新・私の本棚 別冊歴史読本 日本古代史[謎]最前線 1/2
発掘レポート 1995 人物往来社 1995年2月刊
私の見立て ★★★★★ 情報満載の好著 2020/12/08
○はじめに
「今どきの歴史」風潮には文句がありますが、ここでは、往年の好著二件を取り上げ、その提言が見捨てられていることを指摘することにします。
□治部省の役割と遣外使節の派遣をめぐって 松尾 光
当記事は、八世紀初頭の日本政府の対外折衝機構を取り上げ、その組織と使命、役割を、中国唐代律令制度と照らして考察しているものです。
*疑問点の解消
最初に疑問点を挙げておくと、当時、「東アジア」、つまり、CJK、中(China)・日(Japan)・韓(Korea)の関係が、中国中心の漢蕃関係であって、三国の「国際関係」などではなかったことが、末尾で確認されていますが、記事の大半はJ(日本)視点になっています。

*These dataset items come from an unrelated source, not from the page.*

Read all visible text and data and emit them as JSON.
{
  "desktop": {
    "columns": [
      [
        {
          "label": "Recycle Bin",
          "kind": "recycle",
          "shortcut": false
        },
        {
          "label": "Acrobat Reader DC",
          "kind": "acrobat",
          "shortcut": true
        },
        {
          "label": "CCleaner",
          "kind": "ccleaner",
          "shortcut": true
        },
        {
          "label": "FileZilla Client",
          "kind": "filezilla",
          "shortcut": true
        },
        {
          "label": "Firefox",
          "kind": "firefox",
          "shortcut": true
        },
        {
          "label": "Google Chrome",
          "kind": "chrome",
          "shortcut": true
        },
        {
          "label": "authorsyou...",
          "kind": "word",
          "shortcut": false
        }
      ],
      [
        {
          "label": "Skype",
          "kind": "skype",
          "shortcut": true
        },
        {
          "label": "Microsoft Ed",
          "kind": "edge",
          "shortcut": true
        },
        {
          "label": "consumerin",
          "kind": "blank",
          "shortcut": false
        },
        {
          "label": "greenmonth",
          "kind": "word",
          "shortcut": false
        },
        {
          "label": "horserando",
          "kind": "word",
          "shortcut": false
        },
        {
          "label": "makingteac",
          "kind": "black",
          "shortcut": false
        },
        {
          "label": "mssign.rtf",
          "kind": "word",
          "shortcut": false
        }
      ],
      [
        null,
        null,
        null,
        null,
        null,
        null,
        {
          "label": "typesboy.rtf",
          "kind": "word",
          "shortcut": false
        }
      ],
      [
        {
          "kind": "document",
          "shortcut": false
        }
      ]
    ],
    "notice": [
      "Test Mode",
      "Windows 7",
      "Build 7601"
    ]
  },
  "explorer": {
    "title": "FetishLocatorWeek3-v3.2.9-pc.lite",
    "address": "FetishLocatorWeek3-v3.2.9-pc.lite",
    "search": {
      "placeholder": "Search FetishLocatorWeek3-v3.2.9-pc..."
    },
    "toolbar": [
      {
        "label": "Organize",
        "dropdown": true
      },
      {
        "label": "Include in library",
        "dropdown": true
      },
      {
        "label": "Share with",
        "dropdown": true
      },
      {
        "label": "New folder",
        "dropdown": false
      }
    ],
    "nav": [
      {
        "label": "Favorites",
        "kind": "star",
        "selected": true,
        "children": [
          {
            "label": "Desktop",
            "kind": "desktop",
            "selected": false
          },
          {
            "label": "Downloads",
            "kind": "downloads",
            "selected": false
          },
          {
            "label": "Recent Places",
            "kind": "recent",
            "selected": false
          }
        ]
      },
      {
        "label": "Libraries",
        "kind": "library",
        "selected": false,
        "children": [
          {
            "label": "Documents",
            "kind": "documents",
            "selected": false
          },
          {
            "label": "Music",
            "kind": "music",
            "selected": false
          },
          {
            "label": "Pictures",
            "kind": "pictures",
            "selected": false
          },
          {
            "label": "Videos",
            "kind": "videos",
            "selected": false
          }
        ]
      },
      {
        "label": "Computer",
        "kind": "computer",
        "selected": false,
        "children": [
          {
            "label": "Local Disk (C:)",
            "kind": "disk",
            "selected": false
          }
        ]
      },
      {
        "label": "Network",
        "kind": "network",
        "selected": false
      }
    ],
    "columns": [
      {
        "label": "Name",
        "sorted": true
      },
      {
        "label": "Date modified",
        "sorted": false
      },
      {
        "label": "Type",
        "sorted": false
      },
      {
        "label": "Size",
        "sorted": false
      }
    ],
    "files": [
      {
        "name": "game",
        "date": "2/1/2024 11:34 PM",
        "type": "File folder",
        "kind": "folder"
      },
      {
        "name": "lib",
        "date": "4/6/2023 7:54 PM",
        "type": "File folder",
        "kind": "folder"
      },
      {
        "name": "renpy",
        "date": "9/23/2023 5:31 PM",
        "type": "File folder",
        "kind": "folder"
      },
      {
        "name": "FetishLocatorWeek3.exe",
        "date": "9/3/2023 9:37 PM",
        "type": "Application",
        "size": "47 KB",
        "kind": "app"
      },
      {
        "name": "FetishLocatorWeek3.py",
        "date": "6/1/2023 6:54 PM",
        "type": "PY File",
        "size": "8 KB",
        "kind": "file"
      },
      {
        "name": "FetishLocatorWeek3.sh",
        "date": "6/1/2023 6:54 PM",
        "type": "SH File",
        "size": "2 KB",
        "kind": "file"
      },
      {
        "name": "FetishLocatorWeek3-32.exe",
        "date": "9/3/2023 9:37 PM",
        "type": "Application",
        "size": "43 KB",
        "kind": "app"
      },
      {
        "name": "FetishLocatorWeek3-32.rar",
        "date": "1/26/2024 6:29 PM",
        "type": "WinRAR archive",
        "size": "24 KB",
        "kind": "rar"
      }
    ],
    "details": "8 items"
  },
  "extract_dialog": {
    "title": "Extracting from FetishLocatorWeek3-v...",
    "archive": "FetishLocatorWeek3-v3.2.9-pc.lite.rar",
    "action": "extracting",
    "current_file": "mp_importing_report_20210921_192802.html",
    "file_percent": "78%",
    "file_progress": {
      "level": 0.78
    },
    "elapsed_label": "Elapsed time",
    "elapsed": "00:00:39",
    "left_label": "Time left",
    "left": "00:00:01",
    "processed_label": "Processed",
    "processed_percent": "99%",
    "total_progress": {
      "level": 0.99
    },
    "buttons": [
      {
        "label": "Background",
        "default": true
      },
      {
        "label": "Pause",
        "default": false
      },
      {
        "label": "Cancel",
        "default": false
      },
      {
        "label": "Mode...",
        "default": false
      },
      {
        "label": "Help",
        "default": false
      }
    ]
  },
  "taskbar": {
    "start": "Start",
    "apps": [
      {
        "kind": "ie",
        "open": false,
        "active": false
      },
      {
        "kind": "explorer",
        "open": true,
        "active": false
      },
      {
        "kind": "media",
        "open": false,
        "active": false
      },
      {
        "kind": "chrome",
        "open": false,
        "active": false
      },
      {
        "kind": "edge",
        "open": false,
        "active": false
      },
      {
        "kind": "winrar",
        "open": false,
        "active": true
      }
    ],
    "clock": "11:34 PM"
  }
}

あくまで、CJKでは、C中国王朝が世界中心であって、当記事のJ国内制度は、あってはならないものです。「律令」は、唯一C律令だけであり、蕃国が、我流律令を制定、公布するのは討伐対象となる違法行為です。
蕃国律令では、蕃王が最高権力者であり、それだけで反逆です。世上、遣唐使が大宝律令を献上したと見る方がいらっしゃいますが、不遜な蛮夷と雖も、そのような自滅行為は犯さなかったのです。とはいえ、律令の官職と異なる J職名は、律令盗用でないとの逃げとも見えます。
K二国は、対岸の中国文化に直撃されても、Jは馬耳東風だったのです。
*蕃客対応の規定
さて、当記事で説かれているのは、J制度で、来貢する「外国人」の対応を行う部門として、礼部、鴻廬の二部門が想定されていることの不審を述べ、それが、C律令に基づくものだとしています。
例示されるのが、隋書俀国伝の隋使裴世清の「文林郎」なる役職です。国使(行人)ですから、外務高官のはずなのですが、同職は最下級に近い下級文官に過ぎません。俀国はその程度の扱いであったのです。
*裴世清の職分
実は、書紀には、隋使裴世清は鴻廬掌客と書かれていますが、氏は議論の本筋に影響しないので、この点は省略しています。
私見では、下級文官、雑用係と知れては不都合なため自称しなかったはずですが、書紀は、編纂時に補填したのか、裴世清の身分を誤解して、鴻廬掌客とし、これに対応して、蕃客受け入れとして、高官を筆頭とした三人を掌客に任じたとしています。是は、J国内基準の官職なので、魏使の耳にさえ入らなければ、扶南に過ぎたことでしょう。というものの、長期間の滞在中、自身の氏名、官職を、一切名乗らずに済んだのでしょうか。名乗ったら、苦言を受けて、訂正することができたでしょうが、何も指摘されなかったのでしょうか。
掌客が、C基準に従っていたとしたら、蛮人が勝手にC官位を名乗ったことになり、これも無礼なのです。
ということで、三人の叙任は、後世の造作であり、記事全体が、後世の造作では無いかとの疑いが募るのです。
氏は、同時期のC外交使節役職を点検して、時に応じ、適宜、人選されていて、職業的な「外交」官はいないとしますが、鴻廬掌客も見かけていません。このあたりは、C視点で適確に検証しているのです。
*蕃客の仕切り
ついで、J視点に戻って、その職制を考証していますが、必ずしも、明解にではないようです。私見では、J視点では、蕃客は鴻廬典客が対応し、賓客は礼部が対応するような棲み分けをしていたのではないかと見るのです。書紀記事では、隋使に掌客が対応して蕃客扱いしていたが、何れかの時点で(とんでもない非礼であるという)不明に気づいたと見るのでしょうか。
いずれにしろ、広範なCJ史料を参照して、妥当な解釈に至っているのは、賞賛に値すると思います。当方は、二十五年を経た今日の論客が、先人の功績を無視して、勝手な論理を展開しているのを嘆かわしいと見るのです。